First, a huge thanks to Waldek Mastykarz for running with my suggestion to run some performance tests on list item filtering. In short, CAML wins by a factor of 300, which I expect would be even more pronounced on larger lists and under load.
In his test, Waldek implements Where() as follows:
public static IEnumerable<SPListItem> Where(this SPListItemCollection items, Func<SPListItem, bool> predicate) { List<SPListItem> list = new List<SPListItem>(); foreach (SPListItem item in items) if (predicate(item)) list.Add(item); return list; }
This works as expected, but allocates a secondary data structure to store the filtered items. The preferred approach is to use the yield return
syntax:
public static IEnumerable<SPListItem> Where(this SPListItemCollection items, Func<SPListItem, bool> predicate) { foreach (SPListItem item in items) if (predicate(item)) yield return item; }
The actual IL this generates is too complex to go into here, but I highly suggest checking it out in Reflector. In short, the compiler creates a private class that provides a filtered enumerator without actually building an intermediate data structure, instead filtering in MoveNext(). Using yield also defers execution until the collection is actually enumerated, though I can’t think of a SharePoint example where this would actually matter.

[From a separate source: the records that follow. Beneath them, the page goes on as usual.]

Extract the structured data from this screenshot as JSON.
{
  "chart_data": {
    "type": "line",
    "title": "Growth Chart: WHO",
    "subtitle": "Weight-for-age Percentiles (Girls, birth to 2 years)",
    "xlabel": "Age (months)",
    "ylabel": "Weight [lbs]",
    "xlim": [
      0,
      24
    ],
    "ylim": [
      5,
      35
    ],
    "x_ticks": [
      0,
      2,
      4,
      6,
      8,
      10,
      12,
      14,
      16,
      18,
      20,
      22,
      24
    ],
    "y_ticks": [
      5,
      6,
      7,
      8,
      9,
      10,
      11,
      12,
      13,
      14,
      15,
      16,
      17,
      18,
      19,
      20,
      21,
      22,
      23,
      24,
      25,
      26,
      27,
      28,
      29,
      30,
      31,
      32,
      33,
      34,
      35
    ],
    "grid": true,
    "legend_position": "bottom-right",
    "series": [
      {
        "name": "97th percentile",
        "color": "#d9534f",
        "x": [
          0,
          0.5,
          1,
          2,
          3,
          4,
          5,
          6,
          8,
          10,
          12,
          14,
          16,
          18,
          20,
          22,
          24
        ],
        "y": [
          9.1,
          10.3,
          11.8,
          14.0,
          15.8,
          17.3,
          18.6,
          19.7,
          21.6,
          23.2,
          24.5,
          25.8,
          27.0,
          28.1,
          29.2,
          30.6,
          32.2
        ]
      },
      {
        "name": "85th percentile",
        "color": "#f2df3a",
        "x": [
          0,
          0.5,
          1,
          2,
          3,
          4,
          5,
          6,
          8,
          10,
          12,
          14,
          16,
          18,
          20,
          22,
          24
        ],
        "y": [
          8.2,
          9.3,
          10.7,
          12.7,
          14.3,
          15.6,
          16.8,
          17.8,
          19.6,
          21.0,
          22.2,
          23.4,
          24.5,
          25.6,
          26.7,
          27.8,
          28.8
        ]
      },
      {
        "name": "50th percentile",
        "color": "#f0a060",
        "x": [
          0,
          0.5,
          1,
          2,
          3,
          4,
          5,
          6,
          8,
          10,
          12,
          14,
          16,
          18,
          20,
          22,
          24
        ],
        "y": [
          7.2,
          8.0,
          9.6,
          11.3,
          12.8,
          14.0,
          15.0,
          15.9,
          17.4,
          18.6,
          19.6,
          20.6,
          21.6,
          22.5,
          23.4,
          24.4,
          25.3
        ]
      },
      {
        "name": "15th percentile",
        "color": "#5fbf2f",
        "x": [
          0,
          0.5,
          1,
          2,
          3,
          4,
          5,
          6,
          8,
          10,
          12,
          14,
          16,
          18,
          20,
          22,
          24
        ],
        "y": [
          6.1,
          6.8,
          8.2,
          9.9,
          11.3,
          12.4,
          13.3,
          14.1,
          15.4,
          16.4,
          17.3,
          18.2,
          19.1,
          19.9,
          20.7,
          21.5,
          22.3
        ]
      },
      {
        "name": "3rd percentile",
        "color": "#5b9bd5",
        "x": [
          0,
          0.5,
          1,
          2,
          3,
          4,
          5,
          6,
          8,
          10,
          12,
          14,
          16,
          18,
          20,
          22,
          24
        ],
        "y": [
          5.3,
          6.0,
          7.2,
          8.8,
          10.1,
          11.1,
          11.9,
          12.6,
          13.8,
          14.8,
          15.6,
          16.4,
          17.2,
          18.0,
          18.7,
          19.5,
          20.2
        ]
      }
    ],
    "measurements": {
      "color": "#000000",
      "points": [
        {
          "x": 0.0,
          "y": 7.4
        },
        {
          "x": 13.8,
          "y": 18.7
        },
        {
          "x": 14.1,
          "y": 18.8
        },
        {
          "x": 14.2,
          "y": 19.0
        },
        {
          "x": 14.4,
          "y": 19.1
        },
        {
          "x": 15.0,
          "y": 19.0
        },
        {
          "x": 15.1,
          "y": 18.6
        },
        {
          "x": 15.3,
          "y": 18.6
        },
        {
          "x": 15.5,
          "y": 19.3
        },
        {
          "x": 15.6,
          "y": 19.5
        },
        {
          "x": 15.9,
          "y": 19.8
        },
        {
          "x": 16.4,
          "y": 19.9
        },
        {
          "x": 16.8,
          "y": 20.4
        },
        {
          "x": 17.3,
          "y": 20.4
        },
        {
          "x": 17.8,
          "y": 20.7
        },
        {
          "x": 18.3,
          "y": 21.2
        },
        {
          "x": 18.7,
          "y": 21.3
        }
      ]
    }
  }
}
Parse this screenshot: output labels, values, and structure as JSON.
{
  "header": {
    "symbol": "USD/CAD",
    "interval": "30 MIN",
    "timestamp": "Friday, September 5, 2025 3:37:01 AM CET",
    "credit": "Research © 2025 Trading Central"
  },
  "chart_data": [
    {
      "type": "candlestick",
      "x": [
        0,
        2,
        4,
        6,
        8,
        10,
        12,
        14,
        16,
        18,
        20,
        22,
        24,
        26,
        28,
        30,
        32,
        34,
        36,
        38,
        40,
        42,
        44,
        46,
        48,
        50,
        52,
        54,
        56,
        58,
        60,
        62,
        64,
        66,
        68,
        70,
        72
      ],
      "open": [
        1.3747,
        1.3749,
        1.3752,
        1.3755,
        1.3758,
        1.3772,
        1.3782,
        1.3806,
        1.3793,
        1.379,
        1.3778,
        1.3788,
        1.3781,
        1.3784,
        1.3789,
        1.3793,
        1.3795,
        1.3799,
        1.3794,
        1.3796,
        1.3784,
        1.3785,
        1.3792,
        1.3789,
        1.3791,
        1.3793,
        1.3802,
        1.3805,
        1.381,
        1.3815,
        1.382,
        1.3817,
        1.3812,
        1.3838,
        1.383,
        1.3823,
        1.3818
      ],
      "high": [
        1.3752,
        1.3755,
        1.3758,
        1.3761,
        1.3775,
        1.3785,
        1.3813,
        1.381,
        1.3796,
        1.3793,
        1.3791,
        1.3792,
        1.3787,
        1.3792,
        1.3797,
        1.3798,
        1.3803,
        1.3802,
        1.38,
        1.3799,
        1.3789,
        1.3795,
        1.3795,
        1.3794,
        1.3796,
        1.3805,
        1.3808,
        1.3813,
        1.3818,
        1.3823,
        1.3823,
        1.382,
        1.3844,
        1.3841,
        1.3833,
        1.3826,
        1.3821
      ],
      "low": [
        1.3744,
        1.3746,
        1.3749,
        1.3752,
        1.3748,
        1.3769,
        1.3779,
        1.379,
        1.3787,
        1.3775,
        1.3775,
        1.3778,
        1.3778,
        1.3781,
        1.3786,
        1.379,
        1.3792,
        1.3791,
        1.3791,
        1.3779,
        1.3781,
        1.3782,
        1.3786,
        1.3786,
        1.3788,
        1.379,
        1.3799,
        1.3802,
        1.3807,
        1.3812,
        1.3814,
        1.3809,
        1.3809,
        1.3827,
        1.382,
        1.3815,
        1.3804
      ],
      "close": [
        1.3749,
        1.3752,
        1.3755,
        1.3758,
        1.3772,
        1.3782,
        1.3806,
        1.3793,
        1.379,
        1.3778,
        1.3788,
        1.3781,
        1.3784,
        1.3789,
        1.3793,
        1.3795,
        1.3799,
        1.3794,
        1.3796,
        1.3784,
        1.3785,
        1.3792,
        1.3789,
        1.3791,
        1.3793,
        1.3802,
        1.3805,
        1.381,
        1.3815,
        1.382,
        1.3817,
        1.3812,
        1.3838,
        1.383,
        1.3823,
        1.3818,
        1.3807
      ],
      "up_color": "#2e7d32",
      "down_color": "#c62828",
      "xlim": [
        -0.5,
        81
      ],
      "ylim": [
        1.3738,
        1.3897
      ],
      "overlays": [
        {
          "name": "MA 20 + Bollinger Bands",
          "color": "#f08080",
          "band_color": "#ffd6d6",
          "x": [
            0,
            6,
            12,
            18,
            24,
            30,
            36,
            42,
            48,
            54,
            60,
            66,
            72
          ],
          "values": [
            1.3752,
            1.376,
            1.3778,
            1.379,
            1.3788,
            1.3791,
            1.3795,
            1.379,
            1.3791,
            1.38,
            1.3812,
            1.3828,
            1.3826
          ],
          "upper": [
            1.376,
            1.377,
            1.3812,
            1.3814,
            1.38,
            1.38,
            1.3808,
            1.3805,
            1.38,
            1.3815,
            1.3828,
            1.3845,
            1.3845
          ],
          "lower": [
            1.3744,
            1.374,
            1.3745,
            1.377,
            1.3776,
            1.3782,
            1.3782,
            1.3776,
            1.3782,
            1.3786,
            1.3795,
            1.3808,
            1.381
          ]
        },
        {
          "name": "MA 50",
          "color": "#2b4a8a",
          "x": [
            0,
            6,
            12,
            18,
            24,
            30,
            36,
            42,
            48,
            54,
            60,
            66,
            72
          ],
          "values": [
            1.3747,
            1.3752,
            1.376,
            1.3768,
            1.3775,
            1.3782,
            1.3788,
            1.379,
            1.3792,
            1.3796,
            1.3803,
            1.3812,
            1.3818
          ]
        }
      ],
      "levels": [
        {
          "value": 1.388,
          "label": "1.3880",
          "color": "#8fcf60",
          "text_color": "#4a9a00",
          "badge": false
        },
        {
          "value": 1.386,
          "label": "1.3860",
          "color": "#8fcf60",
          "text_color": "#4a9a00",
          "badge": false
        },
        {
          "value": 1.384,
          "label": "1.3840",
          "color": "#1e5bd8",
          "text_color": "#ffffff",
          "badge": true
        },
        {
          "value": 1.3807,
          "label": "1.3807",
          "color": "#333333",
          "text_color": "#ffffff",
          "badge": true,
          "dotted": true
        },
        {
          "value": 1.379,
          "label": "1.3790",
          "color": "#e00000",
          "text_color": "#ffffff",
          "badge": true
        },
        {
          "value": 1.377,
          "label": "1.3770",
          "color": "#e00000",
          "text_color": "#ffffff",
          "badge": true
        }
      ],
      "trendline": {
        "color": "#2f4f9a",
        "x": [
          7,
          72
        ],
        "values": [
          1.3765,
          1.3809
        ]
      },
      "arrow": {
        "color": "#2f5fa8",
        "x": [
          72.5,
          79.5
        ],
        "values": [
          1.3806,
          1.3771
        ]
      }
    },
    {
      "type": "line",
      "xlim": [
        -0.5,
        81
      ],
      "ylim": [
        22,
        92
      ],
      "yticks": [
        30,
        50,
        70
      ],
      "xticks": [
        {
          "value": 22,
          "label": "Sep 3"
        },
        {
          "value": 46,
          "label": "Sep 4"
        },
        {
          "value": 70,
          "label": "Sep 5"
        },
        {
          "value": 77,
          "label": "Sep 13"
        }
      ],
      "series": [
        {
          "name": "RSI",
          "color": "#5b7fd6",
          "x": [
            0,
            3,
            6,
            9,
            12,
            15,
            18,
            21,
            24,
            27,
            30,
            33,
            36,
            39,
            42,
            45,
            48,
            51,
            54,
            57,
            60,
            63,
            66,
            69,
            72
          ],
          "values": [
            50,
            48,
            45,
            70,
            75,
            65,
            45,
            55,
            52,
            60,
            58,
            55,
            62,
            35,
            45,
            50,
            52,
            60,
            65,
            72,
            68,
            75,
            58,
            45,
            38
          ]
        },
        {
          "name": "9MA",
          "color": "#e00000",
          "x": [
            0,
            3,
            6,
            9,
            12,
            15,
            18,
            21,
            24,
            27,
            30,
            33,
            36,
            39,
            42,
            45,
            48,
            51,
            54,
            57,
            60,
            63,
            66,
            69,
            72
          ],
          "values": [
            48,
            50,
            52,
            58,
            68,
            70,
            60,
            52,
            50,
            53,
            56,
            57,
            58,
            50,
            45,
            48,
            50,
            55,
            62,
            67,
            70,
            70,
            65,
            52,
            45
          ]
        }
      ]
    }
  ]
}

Another alternative, which also defers execution, is to leverage LINQ’s Cast<T>() operator and LINQ’s IEnumerable<T>.Where():
public static IEnumerable<SPListItem> Where(this SPListItemCollection items, Func<SPListItem, bool> predicate) { return items.Cast<SPListItem>().Where(predicate); }
I imagine the compiler would optimize the yield-generated class in much the same way it optimizes LINQ’s internal implementation, but I will leave that research for a later date. It would also be interesting to compare the performance between the different implementations, though in a SharePoint context I expect the difference would be insignificant compared with the more expensive operations needed to retrieve the data.
The Problem with IDisposable
In my previous post, I suggested a Dispose-safe implementation of SPWebCollection.ForEach(), which Waldek leveraged for his Where implementation. Presumably because he was concerned about leaking SPWebs, his Where() implementation just returns a list of the web IDs. While avoiding leaks is smart, an ID isn’t nearly as useful as the full SPWeb and opening a new SPWeb from the ID is an expensive operation. What if I wanted a filtered enumeration of the SPWeb objects?
Well if we use one of the patterns described above, we should be safe if we call Dispose() for each when we’re done, right? I probably wouldn’t bother asking if there weren’t a catch, so I’ll answer my question with another question: When would Dispose() be called on the webs for which the predicate is false? It wouldn’t! To prevent these leaks, we need to be a bit more sophisticated:
public static IEnumerable<SPWeb> Where(this SPWebCollection webs, Func<SPWeb, bool> predicate) { foreach (SPWeb web in webs) if (predicate(web)) yield return web; else web.Dispose(); }
Or using Cast<T>():
public static IEnumerable<SPWeb> Where(this SPWebCollection webs, Func<SPWeb, bool> predicate) { return webs.Cast<SPWeb>().Where(w => { bool r = predicate(w); if (!r) w.Dispose(); return r; }); }
Again, a detailed IL investigation would likely prove one preferable to the other, but the principle is the same.
Finally, since caller-dependent disposal is unreliable and delegates are fun, I figure we could use a Dispose-safe filtered ForEach:
public static void ForEach(this SPWebCollection webs, Action<SPWeb> action, Func<SPWeb, bool> predicate) { foreach (SPWeb web in webs.Where(predicate)) { action(web); web.Dispose(); } }
Which would let us do something like this to print all publishing sites in a collection:
site.AllWebs.ForEach( w => { Console.WriteLine(w.Title); }, w => { return w.Features.Contains(FeatureIds.OfficePublishingWeb); } );
That is, if we define yet another useful, if simple, extension method:
public static bool Contains(this SPFeatureCollection features, Guid featureID) { return features[featureID] != null; }
And a final note: why did the LINQ team use Func<T, bool> instead of Predicate<T>, which has existed since .NET 2.0?